T' observe their numbers, and their order;
That when their motions he had known,
He might know how to fit his own. 80
Meanwhile he stopp'd his willing steed,
To fit himself for martial deed:
Both kinds of metal he prepared,
Either to give blows, or to ward;
Courage and steel, both of great force, 85
Prepared for better, or for worse.[2]
His death-charged pistols he did fit well,
Drawn out from life-preserving vittle;[3]
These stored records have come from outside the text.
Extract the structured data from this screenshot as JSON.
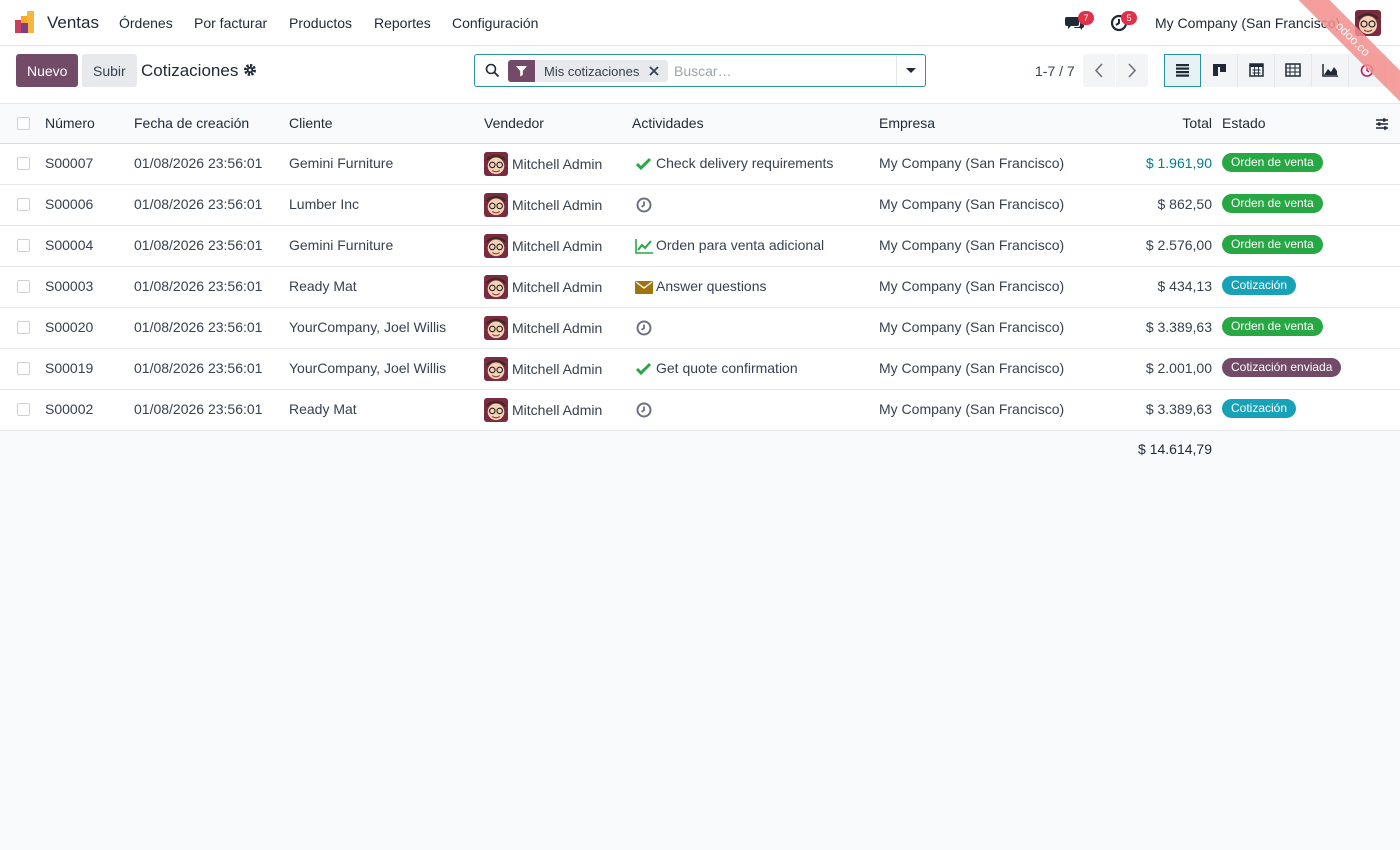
{
  "app": {
    "name": "Ventas"
  },
  "menu": [
    "Órdenes",
    "Por facturar",
    "Productos",
    "Reportes",
    "Configuración"
  ],
  "systray": {
    "messages_count": "7",
    "activities_count": "5",
    "company": "My Company (San Francisco)",
    "ribbon": "odoo.co"
  },
  "control_panel": {
    "new_label": "Nuevo",
    "upload_label": "Subir",
    "title": "Cotizaciones",
    "facet_label": "Mis cotizaciones",
    "search_placeholder": "Buscar…",
    "pager": "1-7 / 7"
  },
  "table": {
    "headers": {
      "number": "Número",
      "date": "Fecha de creación",
      "customer": "Cliente",
      "salesperson": "Vendedor",
      "activities": "Actividades",
      "company": "Empresa",
      "total": "Total",
      "state": "Estado"
    },
    "rows": [
      {
        "number": "S00007",
        "date": "01/08/2026 23:56:01",
        "customer": "Gemini Furniture",
        "salesperson": "Mitchell Admin",
        "activity_icon": "check-icon",
        "activity": "Check delivery requirements",
        "company": "My Company (San Francisco)",
        "total": "$ 1.961,90",
        "state": "Orden de venta",
        "state_kind": "green",
        "total_highlight": true
      },
      {
        "number": "S00006",
        "date": "01/08/2026 23:56:01",
        "customer": "Lumber Inc",
        "salesperson": "Mitchell Admin",
        "activity_icon": "clock-icon",
        "activity": "",
        "company": "My Company (San Francisco)",
        "total": "$ 862,50",
        "state": "Orden de venta",
        "state_kind": "green",
        "total_highlight": false
      },
      {
        "number": "S00004",
        "date": "01/08/2026 23:56:01",
        "customer": "Gemini Furniture",
        "salesperson": "Mitchell Admin",
        "activity_icon": "upsell-chart-icon",
        "activity": "Orden para venta adicional",
        "company": "My Company (San Francisco)",
        "total": "$ 2.576,00",
        "state": "Orden de venta",
        "state_kind": "green",
        "total_highlight": false
      },
      {
        "number": "S00003",
        "date": "01/08/2026 23:56:01",
        "customer": "Ready Mat",
        "salesperson": "Mitchell Admin",
        "activity_icon": "envelope-icon",
        "activity": "Answer questions",
        "company": "My Company (San Francisco)",
        "total": "$ 434,13",
        "state": "Cotización",
        "state_kind": "cyan",
        "total_highlight": false
      },
      {
        "number": "S00020",
        "date": "01/08/2026 23:56:01",
        "customer": "YourCompany, Joel Willis",
        "salesperson": "Mitchell Admin",
        "activity_icon": "clock-icon",
        "activity": "",
        "company": "My Company (San Francisco)",
        "total": "$ 3.389,63",
        "state": "Orden de venta",
        "state_kind": "green",
        "total_highlight": false
      },
      {
        "number": "S00019",
        "date": "01/08/2026 23:56:01",
        "customer": "YourCompany, Joel Willis",
        "salesperson": "Mitchell Admin",
        "activity_icon": "check-icon",
        "activity": "Get quote confirmation",
        "company": "My Company (San Francisco)",
        "total": "$ 2.001,00",
        "state": "Cotización enviada",
        "state_kind": "purple",
        "total_highlight": false
      },
      {
        "number": "S00002",
        "date": "01/08/2026 23:56:01",
        "customer": "Ready Mat",
        "salesperson": "Mitchell Admin",
        "activity_icon": "clock-icon",
        "activity": "",
        "company": "My Company (San Francisco)",
        "total": "$ 3.389,63",
        "state": "Cotización",
        "state_kind": "cyan",
        "total_highlight": false
      }
    ],
    "sum_total": "$ 14.614,79"
  },
  "colors": {
    "brand": "#714b67",
    "accent": "#2a8fa0",
    "link_total": "#017e84",
    "success": "#28a745",
    "info": "#17a2b8"
  }
}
These being primed, with force he labour'd
To free's blade from retentive scabbard; 90
And after many a painful pluck,
From rusty durance he bail'd tuck:[4]
Then shook himself, to see that prowess
In scabbard of his arms sat loose;
And, raised upon his desp'rate foot, 95
On stirrup-side he gazed about,[5]
Portending blood, like blazing star,
The beacon of approaching war.[6]
- ↑ Ridiculing the disputes formerly subsisting between the advocates for ancient and modern learning. Sir William Temple observes: that as to knowledge, the moderns must have more than the ancients, because they have the advantage both of theirs and their own: which is commonly illustrated by a dwarf standing upon a giant's shoulders, and therefore seeing more and further than the giant.
- ↑ These two lines, 85 and 86, were in the later editions altered to—Courage within and steel without,
To give and to receive a rout. - ↑ The reader will remember how the holsters were furnished. See note at p. 19.
- ↑ Altered in later editions to—He cleared at length the rugged tuck.
- ↑ It will be seen at Canto i. line 407, that he had but one stirrup.
- ↑ Comets and Meteors were held to be portentous. See Spenser on Prodigies, 1658.